Le Sinaï n'avait pas connu d'attaques contre des touristes étrangers depuis les attentats dans la station balnéaire de Dahab, en avril 2006. L'attaque, dimanche 16 février, d'un bus de touristes sud-coréens, qui a fait au moins quatre morts et 14 blessés, au passage de Taba, frontalier avec Israël, marque une nouvelle étape dans le regain d'activité terroriste dans la péninsule depuis 2011. Depuis la destitution du président Mohamed Morsi, le 3 juillet 2013, les heurts s'y multiplient, faisant craindre une perte de contrôle de l'Egypte sur la territoire désertique.

L'attaque a été revendiquée dans la nuit de lundi à mardi par Ansar Beit Al-Makdis (« Les Partisans de Jérusalem »), l'un des groupes djihadistes ayant trouvé refuge dans le Sinaï.
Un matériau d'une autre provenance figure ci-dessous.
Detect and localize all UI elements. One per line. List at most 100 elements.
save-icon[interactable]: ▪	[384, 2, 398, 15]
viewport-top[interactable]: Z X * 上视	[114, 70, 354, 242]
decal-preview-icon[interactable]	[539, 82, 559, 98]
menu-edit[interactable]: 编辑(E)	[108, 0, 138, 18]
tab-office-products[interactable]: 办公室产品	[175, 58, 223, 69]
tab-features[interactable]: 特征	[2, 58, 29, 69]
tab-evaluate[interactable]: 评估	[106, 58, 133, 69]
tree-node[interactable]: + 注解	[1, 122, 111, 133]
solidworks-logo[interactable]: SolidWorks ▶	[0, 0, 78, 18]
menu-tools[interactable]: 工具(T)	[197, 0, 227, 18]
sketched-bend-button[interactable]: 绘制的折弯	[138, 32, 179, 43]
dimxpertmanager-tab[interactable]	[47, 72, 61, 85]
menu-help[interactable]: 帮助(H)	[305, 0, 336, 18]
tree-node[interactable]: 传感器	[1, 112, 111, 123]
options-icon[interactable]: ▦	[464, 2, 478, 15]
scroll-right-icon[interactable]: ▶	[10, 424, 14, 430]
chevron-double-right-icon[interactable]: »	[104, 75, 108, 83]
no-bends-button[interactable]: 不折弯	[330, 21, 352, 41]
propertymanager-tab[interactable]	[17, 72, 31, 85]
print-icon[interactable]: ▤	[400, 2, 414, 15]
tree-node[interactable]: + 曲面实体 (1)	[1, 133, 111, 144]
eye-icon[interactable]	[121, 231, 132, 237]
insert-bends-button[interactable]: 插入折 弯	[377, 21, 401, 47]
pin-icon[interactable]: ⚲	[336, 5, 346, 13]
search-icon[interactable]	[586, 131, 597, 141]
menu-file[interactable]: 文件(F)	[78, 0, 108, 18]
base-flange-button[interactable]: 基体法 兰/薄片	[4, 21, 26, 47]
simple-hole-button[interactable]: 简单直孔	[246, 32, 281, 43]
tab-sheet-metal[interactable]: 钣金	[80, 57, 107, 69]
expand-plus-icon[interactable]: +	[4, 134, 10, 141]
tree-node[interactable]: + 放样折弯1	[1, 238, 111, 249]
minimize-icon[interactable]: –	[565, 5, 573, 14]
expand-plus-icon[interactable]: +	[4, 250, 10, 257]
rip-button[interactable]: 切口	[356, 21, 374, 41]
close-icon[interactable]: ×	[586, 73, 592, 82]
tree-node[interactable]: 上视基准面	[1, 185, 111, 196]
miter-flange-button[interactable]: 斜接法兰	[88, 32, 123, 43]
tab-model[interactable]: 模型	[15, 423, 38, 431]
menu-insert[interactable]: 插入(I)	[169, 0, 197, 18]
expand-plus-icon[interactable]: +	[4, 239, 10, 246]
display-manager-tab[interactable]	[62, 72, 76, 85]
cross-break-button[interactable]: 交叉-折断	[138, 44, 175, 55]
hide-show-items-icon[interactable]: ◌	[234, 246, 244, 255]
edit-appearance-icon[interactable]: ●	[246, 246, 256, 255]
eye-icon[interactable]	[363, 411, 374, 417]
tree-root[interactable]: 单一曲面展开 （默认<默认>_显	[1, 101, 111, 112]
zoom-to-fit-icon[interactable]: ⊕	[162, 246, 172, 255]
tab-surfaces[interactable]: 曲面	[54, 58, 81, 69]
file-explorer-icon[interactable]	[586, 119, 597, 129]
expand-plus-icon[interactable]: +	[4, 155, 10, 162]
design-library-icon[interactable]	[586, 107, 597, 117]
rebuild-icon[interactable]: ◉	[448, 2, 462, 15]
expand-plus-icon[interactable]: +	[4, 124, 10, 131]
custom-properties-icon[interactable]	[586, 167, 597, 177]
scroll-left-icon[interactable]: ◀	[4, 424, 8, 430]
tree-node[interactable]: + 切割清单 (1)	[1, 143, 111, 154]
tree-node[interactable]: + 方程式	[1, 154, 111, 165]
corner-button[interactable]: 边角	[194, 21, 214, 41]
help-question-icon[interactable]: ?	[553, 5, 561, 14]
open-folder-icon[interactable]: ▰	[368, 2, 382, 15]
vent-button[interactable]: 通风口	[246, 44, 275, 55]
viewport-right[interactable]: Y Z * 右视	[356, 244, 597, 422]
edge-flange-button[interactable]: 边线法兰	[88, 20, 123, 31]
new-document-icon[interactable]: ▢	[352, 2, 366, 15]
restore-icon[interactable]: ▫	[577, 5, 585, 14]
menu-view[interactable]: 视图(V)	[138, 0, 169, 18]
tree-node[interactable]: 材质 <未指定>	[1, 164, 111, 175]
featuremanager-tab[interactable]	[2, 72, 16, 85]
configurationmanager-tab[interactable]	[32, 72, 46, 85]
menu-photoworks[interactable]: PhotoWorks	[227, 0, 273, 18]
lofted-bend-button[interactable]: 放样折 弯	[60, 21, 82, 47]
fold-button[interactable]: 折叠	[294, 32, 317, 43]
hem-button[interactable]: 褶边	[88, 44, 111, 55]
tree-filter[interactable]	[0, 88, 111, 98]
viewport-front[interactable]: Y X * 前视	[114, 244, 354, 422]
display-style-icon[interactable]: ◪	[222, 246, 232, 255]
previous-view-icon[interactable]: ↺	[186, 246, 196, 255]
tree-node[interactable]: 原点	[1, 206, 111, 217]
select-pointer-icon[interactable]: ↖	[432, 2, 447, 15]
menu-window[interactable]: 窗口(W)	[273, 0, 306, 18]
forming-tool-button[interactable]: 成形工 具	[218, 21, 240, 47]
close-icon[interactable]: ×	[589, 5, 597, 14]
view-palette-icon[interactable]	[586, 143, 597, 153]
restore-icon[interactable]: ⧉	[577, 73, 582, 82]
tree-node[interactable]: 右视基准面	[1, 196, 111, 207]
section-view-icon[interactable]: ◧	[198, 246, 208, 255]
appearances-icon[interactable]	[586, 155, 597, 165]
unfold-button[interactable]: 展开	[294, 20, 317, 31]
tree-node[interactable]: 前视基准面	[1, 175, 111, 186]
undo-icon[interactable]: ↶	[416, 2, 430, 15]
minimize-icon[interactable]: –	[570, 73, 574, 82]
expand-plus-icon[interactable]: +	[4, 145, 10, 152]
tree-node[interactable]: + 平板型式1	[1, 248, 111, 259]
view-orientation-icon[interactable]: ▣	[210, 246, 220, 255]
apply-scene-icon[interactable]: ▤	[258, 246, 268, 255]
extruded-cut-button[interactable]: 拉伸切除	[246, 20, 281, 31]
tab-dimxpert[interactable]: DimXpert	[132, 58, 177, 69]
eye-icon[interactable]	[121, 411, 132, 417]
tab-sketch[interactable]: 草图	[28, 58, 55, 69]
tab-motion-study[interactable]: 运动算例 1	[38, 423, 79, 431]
Jusqu'à présent, ces groupes s'attaquaient presque exclusivement à des cibles israéliennes et aux forces de sécurité égyptiennes. Dans le triangle formé par les villes d'El-Arich, Rafah et Cheikh-Zoueid, à la frontière avec Israël, les forces de sécurité égyptiennes sont régulièrement la cible d'attaques meurtrières. La multiplication des tirs de roquettes sur son territoire depuis le Sinaï a décidé Israël à installer, le 19 juillet 2013, une batterie antimissiles du « Dôme de fer » dans la station balnéaire d'Eilat.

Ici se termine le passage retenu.